Guest Author - Dr. Denise Howard
Osteoporosis is a condition of thinning bones that increases the risk of fracture with minimal trauma. Typically these breaks occur in the hip and spine resulting in chronic pain, disability, and sometimes death. A major factor in the development of this problem is peak bone mass achieved. Everyone loses bone density over time but those with thicker bones are less likely to develop osteoporosis.
15% of women will develop a hip fracture by age 80. Once a woman develops one fracture, she is at greater risk of developing a second. One study showed that those with a vertebral fracture have a 19% chance of developing a 2nd fracture within 1 year. All of this is due to Osteoporosis.
Identifying women who are at risk is important so that preventative measures and early treatment can be undertaken. The overall goal is the prevention of fractures. The following are common factors that are associated with the development of osteoporosis and related fractures.
Postmenopausal women Certain Medical disorders
Early Menopause Certain Medications
Poor Calcium absorption Vitamin D Deficiency
Low body weight History of fractures
Steroid use Family history of fractures
Smoking Excessive alcohol consumption
There are simple things that can be done to prevent the development of this problem and related fractures.
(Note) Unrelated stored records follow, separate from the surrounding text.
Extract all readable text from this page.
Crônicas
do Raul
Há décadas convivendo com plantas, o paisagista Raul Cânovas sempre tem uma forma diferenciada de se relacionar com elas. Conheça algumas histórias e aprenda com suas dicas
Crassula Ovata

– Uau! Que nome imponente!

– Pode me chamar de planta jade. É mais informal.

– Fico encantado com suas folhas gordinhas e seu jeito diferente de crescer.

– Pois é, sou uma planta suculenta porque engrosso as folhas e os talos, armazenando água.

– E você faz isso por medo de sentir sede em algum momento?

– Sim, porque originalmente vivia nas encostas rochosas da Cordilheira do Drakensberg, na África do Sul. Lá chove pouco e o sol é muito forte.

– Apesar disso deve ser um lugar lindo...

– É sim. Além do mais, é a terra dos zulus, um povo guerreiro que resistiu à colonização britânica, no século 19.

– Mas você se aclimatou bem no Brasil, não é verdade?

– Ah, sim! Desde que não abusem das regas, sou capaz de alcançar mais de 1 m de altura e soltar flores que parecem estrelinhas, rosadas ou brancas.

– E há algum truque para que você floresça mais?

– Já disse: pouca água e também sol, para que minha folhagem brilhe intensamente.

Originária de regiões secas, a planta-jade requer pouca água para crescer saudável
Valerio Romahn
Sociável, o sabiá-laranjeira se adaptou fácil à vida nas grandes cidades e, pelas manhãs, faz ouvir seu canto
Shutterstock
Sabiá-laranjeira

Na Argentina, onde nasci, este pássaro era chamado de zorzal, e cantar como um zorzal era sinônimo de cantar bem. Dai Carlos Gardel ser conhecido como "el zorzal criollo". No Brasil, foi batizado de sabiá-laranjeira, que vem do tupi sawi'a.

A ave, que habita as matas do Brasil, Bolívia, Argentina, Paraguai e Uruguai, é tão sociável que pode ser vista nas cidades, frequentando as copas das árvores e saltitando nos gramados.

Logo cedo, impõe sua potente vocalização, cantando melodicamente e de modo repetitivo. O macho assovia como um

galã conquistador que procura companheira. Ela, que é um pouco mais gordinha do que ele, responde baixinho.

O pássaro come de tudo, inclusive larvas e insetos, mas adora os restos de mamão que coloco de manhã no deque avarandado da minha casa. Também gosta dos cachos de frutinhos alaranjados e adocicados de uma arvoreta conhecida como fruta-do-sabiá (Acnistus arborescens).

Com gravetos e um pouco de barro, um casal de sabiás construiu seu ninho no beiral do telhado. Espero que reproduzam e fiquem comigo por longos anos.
These are strategies that can be adopted by anyone.
• Calcium and Vitamin D in diet or via supplements. 1200 mg of calcium and 400-800 international units of Vitamin D.
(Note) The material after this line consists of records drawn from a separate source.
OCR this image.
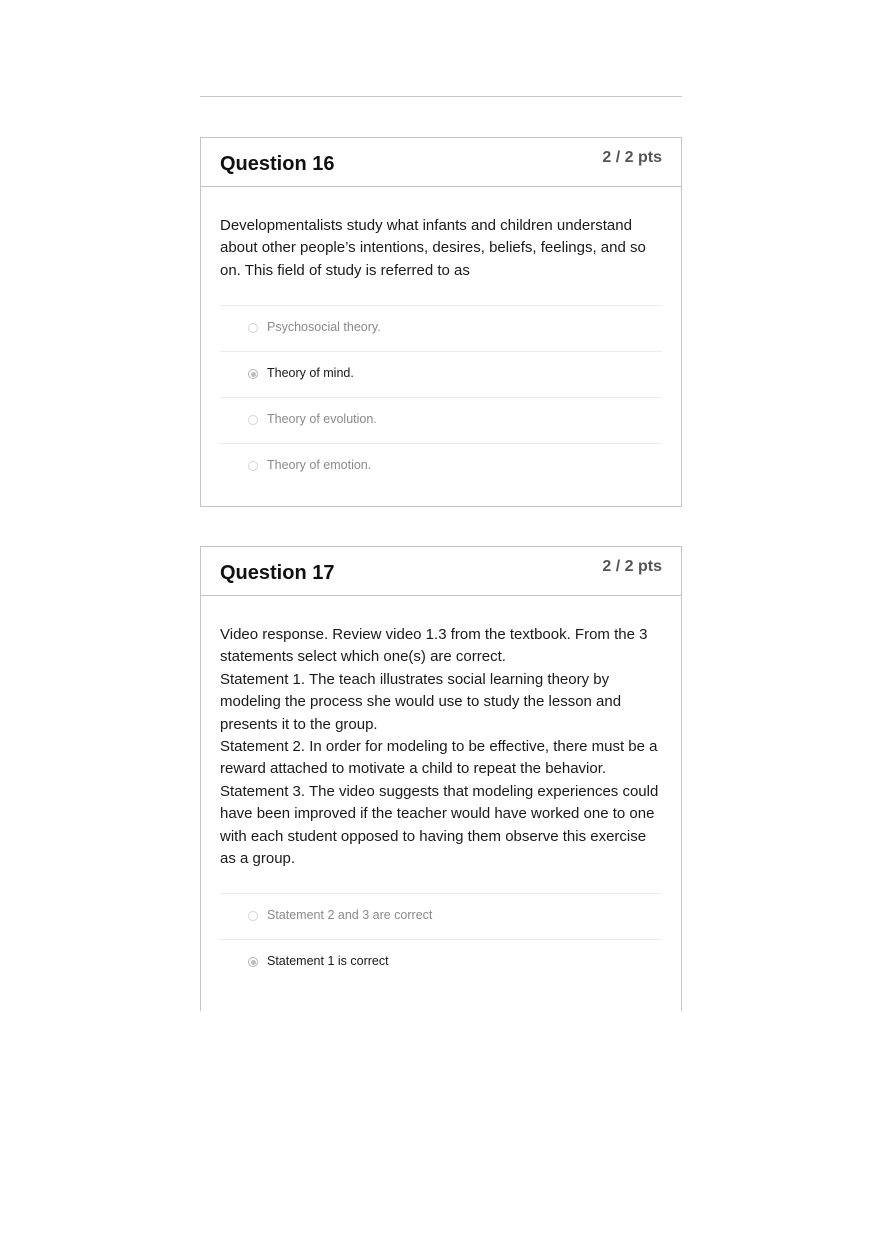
Question 16	2 / 2 pts

Developmentalists study what infants and children understand
about other people’s intentions, desires, beliefs, feelings, and so
on. This field of study is referred to as

Psychosocial theory.
Theory of mind.
Theory of evolution.
Theory of emotion.
Question 17	2 / 2 pts

Video response. Review video 1.3 from the textbook. From the 3
statements select which one(s) are correct.
Statement 1. The teach illustrates social learning theory by
modeling the process she would use to study the lesson and
presents it to the group.
Statement 2. In order for modeling to be effective, there must be a
reward attached to motivate a child to repeat the behavior.
Statement 3. The video suggests that modeling experiences could
have been improved if the teacher would have worked one to one
with each student opposed to having them observe this exercise
as a group.

Statement 2 and 3 are correct
Statement 1 is correct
• Muscle Strengthening: weight bearing, aerobic, strength training, and stretching. Protects against osteoporosis, fractures and falls. Improves flexibility and balance.
• Fall prevention in those at risk: dizziness, poor vision, decreased mobility, poor muscle strength and coordination, and urinary incontinence.
• Smoking cessation
• Moderate alcohol consumption
Osteoporosis is a condition that is preventable and treatable. All women and kids should get adequate Calcium and Vitamin D in their diet. Regular exercise, 3-4 times per week for at least 30 minutes has been proven to be effective in maintaining bone density and even reversing bone loss. The other benefits are improved coordination and increased muscle strength minimizing the risks of falls.
Diagnostic tools should be utilized in those at risk allowing for early diagnosis and appropriate intervention. All women who have risk factors or who are over age 65 should undergo bone density testing.
I hope this article has provided you with information that will help you make wise choices, so you may:
Live healthy, live well and live long!